Instantly share code, notes, and snippets.

@pypt
Created June 28, 2016 22:50
Show Gist options
  • Save pypt/e36057e44fb5ec3dda80e1e1eef04c43 to your computer and use it in GitHub Desktop.
Save pypt/e36057e44fb5ec3dda80e1e1eef04c43 to your computer and use it in GitHub Desktop.
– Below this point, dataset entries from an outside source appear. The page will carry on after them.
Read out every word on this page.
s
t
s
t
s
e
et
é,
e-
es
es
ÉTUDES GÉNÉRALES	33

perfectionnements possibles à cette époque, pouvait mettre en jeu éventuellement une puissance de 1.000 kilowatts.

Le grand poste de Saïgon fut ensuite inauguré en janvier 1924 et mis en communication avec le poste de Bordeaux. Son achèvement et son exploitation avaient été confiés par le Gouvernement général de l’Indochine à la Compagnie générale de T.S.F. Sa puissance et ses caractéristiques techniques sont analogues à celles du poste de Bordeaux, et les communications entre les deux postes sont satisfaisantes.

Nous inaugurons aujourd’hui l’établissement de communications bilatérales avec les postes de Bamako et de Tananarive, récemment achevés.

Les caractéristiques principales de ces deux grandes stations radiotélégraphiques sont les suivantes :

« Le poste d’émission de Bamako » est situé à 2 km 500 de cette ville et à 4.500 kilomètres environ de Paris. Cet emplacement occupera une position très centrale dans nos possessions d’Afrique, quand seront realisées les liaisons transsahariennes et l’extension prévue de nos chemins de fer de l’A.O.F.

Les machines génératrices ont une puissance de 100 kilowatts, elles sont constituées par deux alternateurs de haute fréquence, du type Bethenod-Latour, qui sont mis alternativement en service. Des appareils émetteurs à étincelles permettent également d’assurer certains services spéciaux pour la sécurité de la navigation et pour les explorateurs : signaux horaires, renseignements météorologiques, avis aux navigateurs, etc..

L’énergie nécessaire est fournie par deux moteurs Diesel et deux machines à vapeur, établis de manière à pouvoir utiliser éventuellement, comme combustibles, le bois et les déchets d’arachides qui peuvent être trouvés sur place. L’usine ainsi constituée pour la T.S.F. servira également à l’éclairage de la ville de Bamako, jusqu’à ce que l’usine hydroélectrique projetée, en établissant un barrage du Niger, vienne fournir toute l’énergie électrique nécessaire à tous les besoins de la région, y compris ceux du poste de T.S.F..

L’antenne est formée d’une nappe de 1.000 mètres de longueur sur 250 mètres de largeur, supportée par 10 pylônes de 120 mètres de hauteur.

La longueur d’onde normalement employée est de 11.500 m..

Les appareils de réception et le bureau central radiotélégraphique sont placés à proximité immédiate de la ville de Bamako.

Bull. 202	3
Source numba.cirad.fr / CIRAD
Server rebuilds index after crash, uses up all memory, dies
#!/bin/bash
ulimit -n 65536
curl "http://packages.erlang-solutions.com/ubuntu/erlang_solutions.asc" | \
sudo apt-key add -
echo "deb http://packages.erlang-solutions.com/ubuntu precise contrib" | \
sudo tee -a /etc/apt/sources.list.d/erlang-solutions.list
curl -s "https://packagecloud.io/install/repositories/rabbitmq/rabbitmq-server/script.deb.sh" | \
sudo bash
sudo apt-get -y update
sudo apt-get -y upgrade
sudo apt-get -y install esl-erlang erlang-mode rabbitmq-server
# (optional) Multicore gzip -d
sudo apt-get -y install pigz
# Expands to 89 GB
curl -O https://s3.amazonaws.com/mediacloud-rabbitmq-reindex-oom-crash/dump/rabbitmq-reindex-oom-crash.tar.gz
pigz -dc rabbitmq-reindex-oom-crash.tar.gz | tar xvf -
# Please note that it starts on port 5673 (not the default 5672);
# web management is available at port 15673 (not the default 15672)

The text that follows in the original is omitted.